Cunningham grabbed both of her hands with his own and pinned them against the wall, his face inches from hers, his breath as hot and heavy as a blowtorch. “I am the law. Do you hear me? I'm the one who lives and breathes it, not the judges on their high benches too far away from it to even smell it. I'm the one who gets shot at, the one who has to inhale the rotting flesh of the society we live in. I'm the one who comes when people call, when they're robbed or beaten or raped. I have every right to make this decision, every right.”

Beads of sweat fell from his forehead like salty rain onto Lily's upturned face. “Justice,” he said, spitting out the word. “How can the interest of justice be served by trying you for avenging your child, by locking you up, by leaving your daughter so badly damaged that she'll never recover?” He suddenly released his hold on Lily and stepped back.
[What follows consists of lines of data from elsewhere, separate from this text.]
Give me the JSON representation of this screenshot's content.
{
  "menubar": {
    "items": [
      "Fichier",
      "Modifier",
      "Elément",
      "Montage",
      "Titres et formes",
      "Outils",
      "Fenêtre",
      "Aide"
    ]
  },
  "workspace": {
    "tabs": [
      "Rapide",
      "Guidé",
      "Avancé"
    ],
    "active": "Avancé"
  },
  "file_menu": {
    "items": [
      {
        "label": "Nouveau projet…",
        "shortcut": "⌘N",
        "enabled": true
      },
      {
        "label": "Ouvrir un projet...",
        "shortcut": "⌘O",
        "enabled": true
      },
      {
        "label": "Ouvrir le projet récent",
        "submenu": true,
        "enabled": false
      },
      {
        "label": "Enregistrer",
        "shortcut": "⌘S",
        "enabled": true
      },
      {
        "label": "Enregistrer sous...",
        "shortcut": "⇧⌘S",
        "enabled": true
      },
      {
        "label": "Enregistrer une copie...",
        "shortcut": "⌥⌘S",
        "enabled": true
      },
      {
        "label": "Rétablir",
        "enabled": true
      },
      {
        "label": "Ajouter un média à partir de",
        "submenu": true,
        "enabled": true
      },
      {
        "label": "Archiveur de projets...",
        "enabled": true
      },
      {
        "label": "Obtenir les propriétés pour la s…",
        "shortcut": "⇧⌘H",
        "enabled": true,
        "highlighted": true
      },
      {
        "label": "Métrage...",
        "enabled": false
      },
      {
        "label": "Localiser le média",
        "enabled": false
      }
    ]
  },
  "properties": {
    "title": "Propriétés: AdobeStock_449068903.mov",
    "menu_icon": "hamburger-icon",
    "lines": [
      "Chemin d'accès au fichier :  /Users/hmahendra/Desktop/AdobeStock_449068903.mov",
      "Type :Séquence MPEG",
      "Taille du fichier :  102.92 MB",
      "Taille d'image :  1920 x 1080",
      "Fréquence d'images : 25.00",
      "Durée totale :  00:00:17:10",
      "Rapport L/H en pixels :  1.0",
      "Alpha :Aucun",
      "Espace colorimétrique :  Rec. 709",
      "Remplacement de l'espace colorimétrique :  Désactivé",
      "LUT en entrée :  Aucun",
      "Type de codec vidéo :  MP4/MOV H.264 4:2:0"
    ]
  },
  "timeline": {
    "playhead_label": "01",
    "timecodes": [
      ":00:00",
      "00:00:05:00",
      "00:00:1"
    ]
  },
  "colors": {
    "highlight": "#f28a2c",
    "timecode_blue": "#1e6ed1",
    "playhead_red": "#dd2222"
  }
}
Her arms fell to her sides. “There is a God, lady, and He lives down here in the gutter with the likes of me.”

With that, the big man turned his back and started walking down the hall, his scuffed and worn black shoes clanking across the linoleum, the cheap fabric of his suit pulling tightly against his back and broad shoulders. Lily's eyes watched him until he turned the corner and disappeared.

SEVEN

FRIDAY, JANUARY 15
VENTURA, CALIFORNIA

Their dark-skinned bodies glistened in the flickering candlelight. Mary had one of her long legs tossed over her husband's. “So what do you think?”